For decades, the crab houses hired local pickers, often the wives of watermen, who helped keep the local economy humming. But as younger islanders sought better work - in Cambridge, in Baltimore or beyond - the labor pool dwindled.
Newcomb at A.E. Phillips was the first to bring in Mexican workers, in 1991. His example took hold; from 2003 to 2007, Maryland seafood processors employed an average of 376 foreign workers each year.
Douglas W. Lipton, a resource economist at the University of Maryland, says they have helped sustain the industry. In a recent study, he estimated that each foreign worker lost would cost the state economy 2.54 American jobs.

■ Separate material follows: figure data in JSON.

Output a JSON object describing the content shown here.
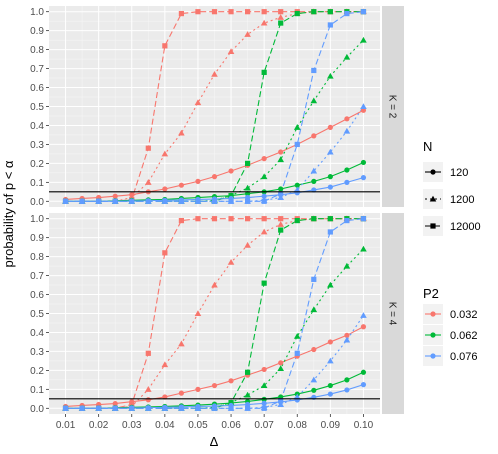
{
  "chart_data": {
    "type": "line",
    "xlabel": "Δ",
    "ylabel": "probability of p < α",
    "xlim": [
      0.005,
      0.105
    ],
    "ylim": [
      -0.03,
      1.03
    ],
    "xticks": [
      0.01,
      0.02,
      0.03,
      0.04,
      0.05,
      0.06,
      0.07,
      0.08,
      0.09,
      0.1
    ],
    "xtick_labels": [
      "0.01",
      "0.02",
      "0.03",
      "0.04",
      "0.05",
      "0.06",
      "0.07",
      "0.08",
      "0.09",
      "0.10"
    ],
    "yticks": [
      0,
      0.1,
      0.2,
      0.3,
      0.4,
      0.5,
      0.6,
      0.7,
      0.8,
      0.9,
      1
    ],
    "ytick_labels": [
      "0.0",
      "0.1",
      "0.2",
      "0.3",
      "0.4",
      "0.5",
      "0.6",
      "0.7",
      "0.8",
      "0.9",
      "1.0"
    ],
    "hline": 0.05,
    "grid": true,
    "x": [
      0.01,
      0.015,
      0.02,
      0.025,
      0.03,
      0.035,
      0.04,
      0.045,
      0.05,
      0.055,
      0.06,
      0.065,
      0.07,
      0.075,
      0.08,
      0.085,
      0.09,
      0.095,
      0.1
    ],
    "legend_N": {
      "title": "N",
      "entries": [
        {
          "label": "120",
          "dash": "solid",
          "shape": "circle"
        },
        {
          "label": "1200",
          "dash": "dotted",
          "shape": "triangle"
        },
        {
          "label": "12000",
          "dash": "dashed",
          "shape": "square"
        }
      ]
    },
    "legend_P2": {
      "title": "P2",
      "entries": [
        {
          "label": "0.032",
          "color": "#F8766D"
        },
        {
          "label": "0.062",
          "color": "#00BA38"
        },
        {
          "label": "0.076",
          "color": "#619CFF"
        }
      ]
    },
    "panels": [
      {
        "strip": "K = 2",
        "series": [
          {
            "N": "120",
            "P2": "0.032",
            "color": "#F8766D",
            "dash": "solid",
            "shape": "circle",
            "values": [
              0.01,
              0.015,
              0.02,
              0.027,
              0.035,
              0.05,
              0.065,
              0.085,
              0.105,
              0.13,
              0.16,
              0.19,
              0.225,
              0.26,
              0.3,
              0.345,
              0.39,
              0.435,
              0.48
            ]
          },
          {
            "N": "1200",
            "P2": "0.032",
            "color": "#F8766D",
            "dash": "dotted",
            "shape": "triangle",
            "values": [
              0,
              0,
              0,
              0,
              0.02,
              0.1,
              0.25,
              0.36,
              0.52,
              0.67,
              0.79,
              0.88,
              0.94,
              0.97,
              0.99,
              1,
              1,
              1,
              1
            ]
          },
          {
            "N": "12000",
            "P2": "0.032",
            "color": "#F8766D",
            "dash": "dashed",
            "shape": "square",
            "values": [
              0,
              0,
              0,
              0,
              0.01,
              0.28,
              0.82,
              0.99,
              1,
              1,
              1,
              1,
              1,
              1,
              1,
              1,
              1,
              1,
              1
            ]
          },
          {
            "N": "120",
            "P2": "0.062",
            "color": "#00BA38",
            "dash": "solid",
            "shape": "circle",
            "values": [
              0,
              0,
              0,
              0.003,
              0.005,
              0.008,
              0.01,
              0.015,
              0.02,
              0.025,
              0.03,
              0.04,
              0.05,
              0.065,
              0.085,
              0.105,
              0.13,
              0.165,
              0.205
            ]
          },
          {
            "N": "1200",
            "P2": "0.062",
            "color": "#00BA38",
            "dash": "dotted",
            "shape": "triangle",
            "values": [
              0,
              0,
              0,
              0,
              0,
              0,
              0,
              0,
              0,
              0.005,
              0.03,
              0.07,
              0.13,
              0.22,
              0.39,
              0.53,
              0.66,
              0.76,
              0.85
            ]
          },
          {
            "N": "12000",
            "P2": "0.062",
            "color": "#00BA38",
            "dash": "dashed",
            "shape": "square",
            "values": [
              0,
              0,
              0,
              0,
              0,
              0,
              0,
              0,
              0,
              0,
              0.03,
              0.2,
              0.68,
              0.94,
              0.99,
              1,
              1,
              1,
              1
            ]
          },
          {
            "N": "120",
            "P2": "0.076",
            "color": "#619CFF",
            "dash": "solid",
            "shape": "circle",
            "values": [
              0,
              0,
              0,
              0,
              0.002,
              0.003,
              0.005,
              0.007,
              0.01,
              0.012,
              0.015,
              0.02,
              0.027,
              0.035,
              0.045,
              0.06,
              0.075,
              0.1,
              0.125
            ]
          },
          {
            "N": "1200",
            "P2": "0.076",
            "color": "#619CFF",
            "dash": "dotted",
            "shape": "triangle",
            "values": [
              0,
              0,
              0,
              0,
              0,
              0,
              0,
              0,
              0,
              0,
              0,
              0,
              0.005,
              0.02,
              0.06,
              0.16,
              0.26,
              0.37,
              0.5
            ]
          },
          {
            "N": "12000",
            "P2": "0.076",
            "color": "#619CFF",
            "dash": "dashed",
            "shape": "square",
            "values": [
              0,
              0,
              0,
              0,
              0,
              0,
              0,
              0,
              0,
              0,
              0,
              0,
              0,
              0.04,
              0.3,
              0.69,
              0.93,
              0.99,
              1
            ]
          }
        ]
      },
      {
        "strip": "K = 4",
        "series": [
          {
            "N": "120",
            "P2": "0.032",
            "color": "#F8766D",
            "dash": "solid",
            "shape": "circle",
            "values": [
              0.01,
              0.015,
              0.02,
              0.025,
              0.035,
              0.045,
              0.06,
              0.08,
              0.1,
              0.12,
              0.145,
              0.175,
              0.205,
              0.24,
              0.275,
              0.31,
              0.35,
              0.385,
              0.43
            ]
          },
          {
            "N": "1200",
            "P2": "0.032",
            "color": "#F8766D",
            "dash": "dotted",
            "shape": "triangle",
            "values": [
              0,
              0,
              0,
              0,
              0.01,
              0.1,
              0.23,
              0.34,
              0.5,
              0.65,
              0.77,
              0.86,
              0.93,
              0.97,
              0.99,
              1,
              1,
              1,
              1
            ]
          },
          {
            "N": "12000",
            "P2": "0.032",
            "color": "#F8766D",
            "dash": "dashed",
            "shape": "square",
            "values": [
              0,
              0,
              0,
              0,
              0.02,
              0.29,
              0.82,
              0.99,
              1,
              1,
              1,
              1,
              1,
              1,
              1,
              1,
              1,
              1,
              1
            ]
          },
          {
            "N": "120",
            "P2": "0.062",
            "color": "#00BA38",
            "dash": "solid",
            "shape": "circle",
            "values": [
              0,
              0,
              0,
              0.003,
              0.005,
              0.007,
              0.01,
              0.013,
              0.017,
              0.022,
              0.028,
              0.036,
              0.047,
              0.06,
              0.075,
              0.095,
              0.12,
              0.15,
              0.19
            ]
          },
          {
            "N": "1200",
            "P2": "0.062",
            "color": "#00BA38",
            "dash": "dotted",
            "shape": "triangle",
            "values": [
              0,
              0,
              0,
              0,
              0,
              0,
              0,
              0,
              0,
              0.005,
              0.03,
              0.07,
              0.12,
              0.21,
              0.38,
              0.52,
              0.65,
              0.75,
              0.84
            ]
          },
          {
            "N": "12000",
            "P2": "0.062",
            "color": "#00BA38",
            "dash": "dashed",
            "shape": "square",
            "values": [
              0,
              0,
              0,
              0,
              0,
              0,
              0,
              0,
              0,
              0,
              0.03,
              0.19,
              0.66,
              0.94,
              0.99,
              1,
              1,
              1,
              1
            ]
          },
          {
            "N": "120",
            "P2": "0.076",
            "color": "#619CFF",
            "dash": "solid",
            "shape": "circle",
            "values": [
              0,
              0,
              0,
              0,
              0.002,
              0.003,
              0.005,
              0.007,
              0.01,
              0.012,
              0.015,
              0.02,
              0.026,
              0.034,
              0.044,
              0.058,
              0.075,
              0.097,
              0.125
            ]
          },
          {
            "N": "1200",
            "P2": "0.076",
            "color": "#619CFF",
            "dash": "dotted",
            "shape": "triangle",
            "values": [
              0,
              0,
              0,
              0,
              0,
              0,
              0,
              0,
              0,
              0,
              0,
              0,
              0.005,
              0.02,
              0.06,
              0.15,
              0.25,
              0.36,
              0.49
            ]
          },
          {
            "N": "12000",
            "P2": "0.076",
            "color": "#619CFF",
            "dash": "dashed",
            "shape": "square",
            "values": [
              0,
              0,
              0,
              0,
              0,
              0,
              0,
              0,
              0,
              0,
              0,
              0,
              0,
              0.04,
              0.29,
              0.68,
              0.93,
              0.99,
              1
            ]
          }
        ]
      }
    ]
  }
}
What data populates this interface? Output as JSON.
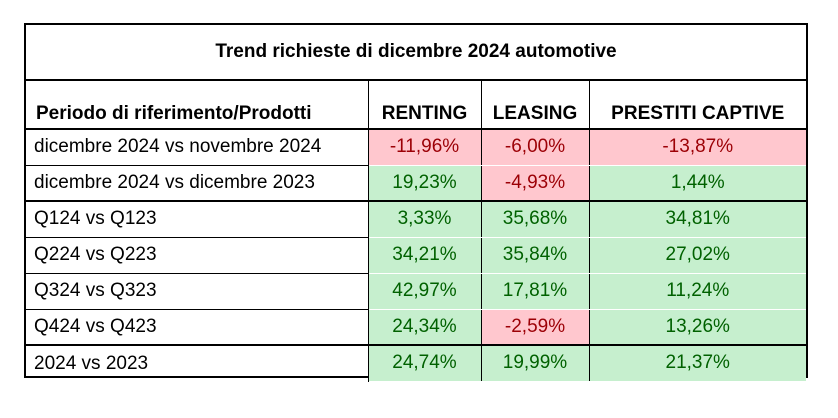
{
  "title": "Trend richieste di dicembre 2024 automotive",
  "table": {
    "headers": [
      "Periodo di riferimento/Prodotti",
      "RENTING",
      "LEASING",
      "PRESTITI CAPTIVE"
    ],
    "rows": [
      {
        "label": "dicembre 2024 vs novembre 2024",
        "renting": "-11,96%",
        "leasing": "-6,00%",
        "prestiti": "-13,87%"
      },
      {
        "label": "dicembre 2024 vs dicembre 2023",
        "renting": "19,23%",
        "leasing": "-4,93%",
        "prestiti": "1,44%"
      },
      {
        "label": "Q124 vs Q123",
        "renting": "3,33%",
        "leasing": "35,68%",
        "prestiti": "34,81%"
      },
      {
        "label": "Q224 vs Q223",
        "renting": "34,21%",
        "leasing": "35,84%",
        "prestiti": "27,02%"
      },
      {
        "label": "Q324 vs Q323",
        "renting": "42,97%",
        "leasing": "17,81%",
        "prestiti": "11,24%"
      },
      {
        "label": "Q424 vs Q423",
        "renting": "24,34%",
        "leasing": "-2,59%",
        "prestiti": "13,26%"
      },
      {
        "label": "2024 vs 2023",
        "renting": "24,74%",
        "leasing": "19,99%",
        "prestiti": "21,37%"
      }
    ]
  },
  "colors": {
    "positive_fill": "#c6efce",
    "positive_text": "#006100",
    "negative_fill": "#ffc7ce",
    "negative_text": "#9c0006"
  }
}
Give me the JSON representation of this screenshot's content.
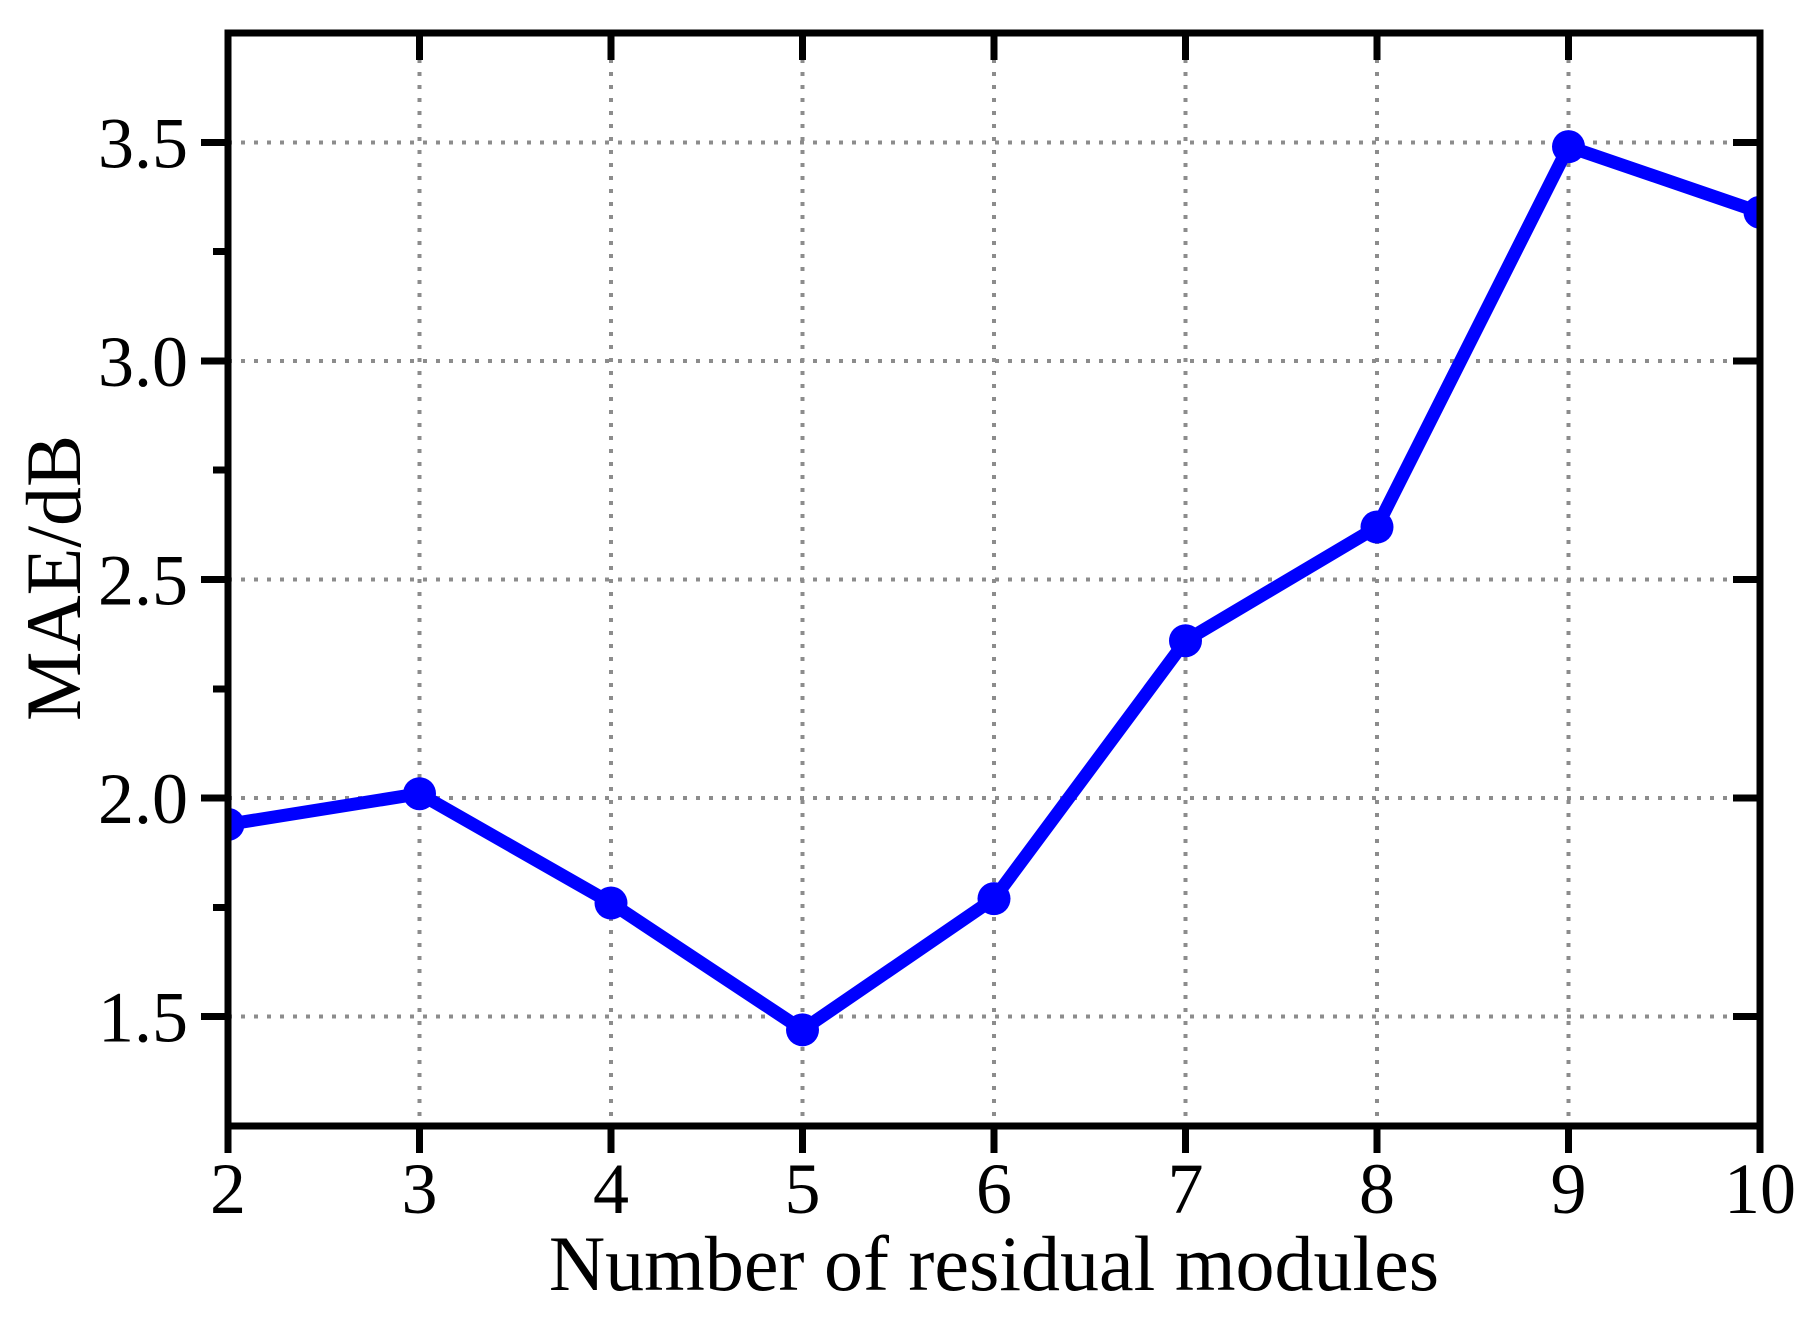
{
  "chart_data": {
    "type": "line",
    "title": "",
    "xlabel": "Number of residual modules",
    "ylabel": "MAE/dB",
    "x": [
      2,
      3,
      4,
      5,
      6,
      7,
      8,
      9,
      10
    ],
    "series": [
      {
        "name": "MAE",
        "values": [
          1.94,
          2.01,
          1.76,
          1.47,
          1.77,
          2.36,
          2.62,
          3.49,
          3.34
        ]
      }
    ],
    "xlim": [
      2,
      10
    ],
    "ylim": [
      1.25,
      3.75
    ],
    "x_major_ticks": [
      2,
      3,
      4,
      5,
      6,
      7,
      8,
      9,
      10
    ],
    "x_tick_labels": [
      "2",
      "3",
      "4",
      "5",
      "6",
      "7",
      "8",
      "9",
      "10"
    ],
    "y_major_ticks": [
      1.5,
      2.0,
      2.5,
      3.0,
      3.5
    ],
    "y_tick_labels": [
      "1.5",
      "2.0",
      "2.5",
      "3.0",
      "3.5"
    ],
    "y_minor_ticks": [
      1.75,
      2.25,
      2.75,
      3.25
    ],
    "grid": "dotted",
    "legend": "none",
    "line_color": "#0000FF",
    "marker": "circle",
    "marker_color": "#0000FF",
    "grid_color": "#8C8C8C",
    "axis_color": "#000000",
    "background": "#FFFFFF"
  }
}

He concluded that the loss of all of the foreign workers would put 955 Americans out of work.
F. Levi Ruark, president of the National Bank of Cambridge, says such a blow would be felt broadly - from the financial institutions that lend money to the crab houses to the businesses where the workers shop.
"It's a great impact on a lot of different people," Ruark said. "I could see a great downturn in our economy."
Bryan Hall, Robin's brother, says the restaurants and stores they supply are looking for answers.
"I've had several customers call me and say, 'Look, I know this cap's been met. Are you going to have crabmeat this summer or should I start looking for crabmeat from overseas?' So already, we're starting to feel it," he said. "They're starting to look."
The Rev. Joseph Kelly, pastor at United Methodist churches in Fishing Creek and neighboring Hoopersville, says the uncertainty is putting a strain on local families.